Da un volto enigmatico colto di sfuggita in un’immagine del 1945, rielaborata poi nel 2015, ha dunque inizio Nelly & Nadine, la frammentaria ricostruzione di una storia d’amore tra due donne iniziata nel campo di concentramento di Ravensbrück e proseguita in Venezuela, a Caracas, la città che le due amanti scelsero dopo essersi ritrovate nel dopoguerra. Una relazione (di cui tutti sono a conoscenza ma che nessuno contribuisce a rendere ufficiale) narrata attraverso i ricordi di Sylvie, le testimonianze di qualche parente e amico, i filmini amatoriali e, soprattutto, il diario di Nelly, un manoscritto che la nipote, prima di incontrare Gertten, custodiva senza toccarlo.

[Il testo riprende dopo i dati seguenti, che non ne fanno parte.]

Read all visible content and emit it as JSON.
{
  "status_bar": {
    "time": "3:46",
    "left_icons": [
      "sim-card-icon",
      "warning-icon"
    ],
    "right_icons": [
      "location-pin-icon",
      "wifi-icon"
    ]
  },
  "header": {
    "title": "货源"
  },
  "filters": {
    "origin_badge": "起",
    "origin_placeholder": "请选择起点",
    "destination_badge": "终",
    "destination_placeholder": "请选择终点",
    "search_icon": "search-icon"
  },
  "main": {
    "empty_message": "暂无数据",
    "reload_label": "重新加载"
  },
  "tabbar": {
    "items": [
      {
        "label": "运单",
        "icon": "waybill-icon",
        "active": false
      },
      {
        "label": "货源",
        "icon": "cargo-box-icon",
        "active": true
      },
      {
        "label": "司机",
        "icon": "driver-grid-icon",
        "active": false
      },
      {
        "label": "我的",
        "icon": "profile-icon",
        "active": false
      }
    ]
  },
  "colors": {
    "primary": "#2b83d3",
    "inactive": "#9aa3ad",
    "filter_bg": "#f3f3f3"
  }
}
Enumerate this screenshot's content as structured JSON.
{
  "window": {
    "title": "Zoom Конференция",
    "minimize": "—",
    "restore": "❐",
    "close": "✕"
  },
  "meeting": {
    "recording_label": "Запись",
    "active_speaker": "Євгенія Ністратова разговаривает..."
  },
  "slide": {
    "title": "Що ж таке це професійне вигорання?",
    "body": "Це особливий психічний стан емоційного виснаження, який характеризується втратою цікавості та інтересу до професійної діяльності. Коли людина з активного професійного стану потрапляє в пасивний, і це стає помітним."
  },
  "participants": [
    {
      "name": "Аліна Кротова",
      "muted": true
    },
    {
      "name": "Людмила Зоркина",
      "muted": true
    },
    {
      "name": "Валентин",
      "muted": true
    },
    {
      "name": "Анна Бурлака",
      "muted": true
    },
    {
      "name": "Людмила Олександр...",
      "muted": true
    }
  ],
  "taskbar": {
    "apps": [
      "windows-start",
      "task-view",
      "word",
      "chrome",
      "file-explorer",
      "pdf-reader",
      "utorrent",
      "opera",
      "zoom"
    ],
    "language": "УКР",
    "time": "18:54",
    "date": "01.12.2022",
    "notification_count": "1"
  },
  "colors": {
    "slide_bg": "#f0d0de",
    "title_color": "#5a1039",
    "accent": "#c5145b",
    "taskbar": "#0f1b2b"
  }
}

La tensione, anche se espressa con toni bassi, si percepisce subito, sia nella nipote che legge, sia nella nonna che scrive. Da un lato la ritrosia, la volontà ferma di non sottoporsi al dolore della memoria. Dall’altro l’obbligo alla testimonianza, alla condivisione di un vissuto. E poi la storia d’amore, che negli anni Cinquanta e in quelli a seguire (Nadine morirà nel 1972) viene tollerata solo perché non si pretende un riconoscimento pubblico. Il diario di Nelly condiviso con Nadine potrebbe diventare un libro, ma i possibili editori si rifiutano di pubblicarlo.
Il film è un continuo alternarsi di prospettive, di differenti narrazioni. Dallo sguardo indecifrabile del regista del filmato d’archivio del 1945, si passa a quello di Gertten che a sua volta insegue Sylvie con le sue perplessità e, al tempo stesso, con la sua determinazione a indagare, a tracciare un percorso nel quale ritrovare sua nonna e Nadine. E infine il punto di vista di Nelly, quello più commovente (persino lieve nei filmini amatoriali di Caracas) che aiuta a comprendere il susseguirsi dei fatti (quelli che appartengono alla sua storia e a quella collettiva) e che, contemporaneamente, sfugge a ogni definizione perché ciò di cui è stata testimone non può essere interamente messo a verbale. Così come sfugge a ogni razionalizzazione la forza di due amanti che hanno vissuto la loro relazione in un mondo che le ha prima rinchiuse in un campo di concentramento e poi le ha in parte emarginate per la loro ostinata volontà di essere se stesse.
Cast & Credits
Nelly & Nadine – Regia: Magnus Gertten; sceneggiatura: Magnus Gertten, Jesper Osmund; fotografia: Caroline Troedsson; montaggio: Jesper Osmund, Phil Jandaly; musica: Marthe Belsvik Stavrum; produttore: Ove Rishøj Jensen; produzione: Auto Images; origine: Svezia, Belgio, Norvegia, 2022; durata: 92’.